The racism isn’t in noticing that different populations have different appearances. The racism is in using those attributes to form categories of which humans can be mistreated.

If you doubt this is the case, consider that the people doing the categorizing never once placed their own category beneath other categories, and they usually stood to benefit in money or status by putting others in lower categories (slavery, confiscation of property, manipulation of labor markets, etc).

Racism is a technology for apportioning social privilege. That’s all it is.

I’m really not trying to be obtuse here (tho I fear I am succeeding spectacularly at it!). So, if a man is mysogynistic, is he also being racist? After all, women are “a category of humans.” Or if I despised the poor, the wealthy, the short…?

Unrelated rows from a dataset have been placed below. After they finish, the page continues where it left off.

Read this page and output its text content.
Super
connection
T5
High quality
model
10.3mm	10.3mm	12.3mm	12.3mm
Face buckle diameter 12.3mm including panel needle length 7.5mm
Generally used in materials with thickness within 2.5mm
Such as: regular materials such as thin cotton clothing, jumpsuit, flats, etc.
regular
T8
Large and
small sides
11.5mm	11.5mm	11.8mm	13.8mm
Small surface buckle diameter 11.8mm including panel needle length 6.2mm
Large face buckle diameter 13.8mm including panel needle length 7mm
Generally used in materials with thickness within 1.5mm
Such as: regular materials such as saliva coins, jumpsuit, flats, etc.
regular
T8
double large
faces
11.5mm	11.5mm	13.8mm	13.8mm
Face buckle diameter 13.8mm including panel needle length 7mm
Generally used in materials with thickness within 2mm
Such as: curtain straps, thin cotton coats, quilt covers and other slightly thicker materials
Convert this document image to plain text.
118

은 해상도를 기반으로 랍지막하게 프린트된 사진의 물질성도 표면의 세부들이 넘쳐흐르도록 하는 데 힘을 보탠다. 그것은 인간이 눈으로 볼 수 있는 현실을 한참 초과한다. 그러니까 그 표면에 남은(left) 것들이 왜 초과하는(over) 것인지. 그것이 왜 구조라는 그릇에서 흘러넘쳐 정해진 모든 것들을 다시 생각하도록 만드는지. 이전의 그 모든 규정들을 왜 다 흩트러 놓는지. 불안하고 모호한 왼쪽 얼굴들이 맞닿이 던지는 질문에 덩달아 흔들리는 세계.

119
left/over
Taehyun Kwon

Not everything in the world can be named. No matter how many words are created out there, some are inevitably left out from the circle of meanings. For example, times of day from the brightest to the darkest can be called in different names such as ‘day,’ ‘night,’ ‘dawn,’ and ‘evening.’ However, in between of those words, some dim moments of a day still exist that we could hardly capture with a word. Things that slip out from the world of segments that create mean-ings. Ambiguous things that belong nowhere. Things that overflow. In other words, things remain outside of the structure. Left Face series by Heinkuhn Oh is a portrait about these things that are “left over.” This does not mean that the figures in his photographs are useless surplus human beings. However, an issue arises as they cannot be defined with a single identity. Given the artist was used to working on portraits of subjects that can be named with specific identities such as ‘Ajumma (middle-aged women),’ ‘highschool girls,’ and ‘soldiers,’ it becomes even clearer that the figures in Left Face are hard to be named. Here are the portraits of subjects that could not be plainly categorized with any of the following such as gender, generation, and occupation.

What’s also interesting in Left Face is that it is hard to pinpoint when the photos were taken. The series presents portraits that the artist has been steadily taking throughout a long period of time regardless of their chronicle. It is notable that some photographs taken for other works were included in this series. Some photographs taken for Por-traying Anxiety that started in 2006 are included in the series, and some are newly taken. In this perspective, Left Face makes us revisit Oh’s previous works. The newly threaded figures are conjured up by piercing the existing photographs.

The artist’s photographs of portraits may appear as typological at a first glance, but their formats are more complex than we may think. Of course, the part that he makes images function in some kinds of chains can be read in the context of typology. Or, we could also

I consider ethnic hatred, genocide, religious persecution, etc to be perfectly useful terms, w/o having to expand racism to include such thoughts/actions.

You can just use the broader term “bigotry” as an umbrella term that includes racism, anti-Semitism, Islamophobia, homophobia, transphobia, etc. That way, if someone is really discriminating against or killing their fellow man for being of a different religion, but not a different race, you don’t have to worry about using the wrong term. Either way, it’s bigotry!

ETA: It even applies to misogynists!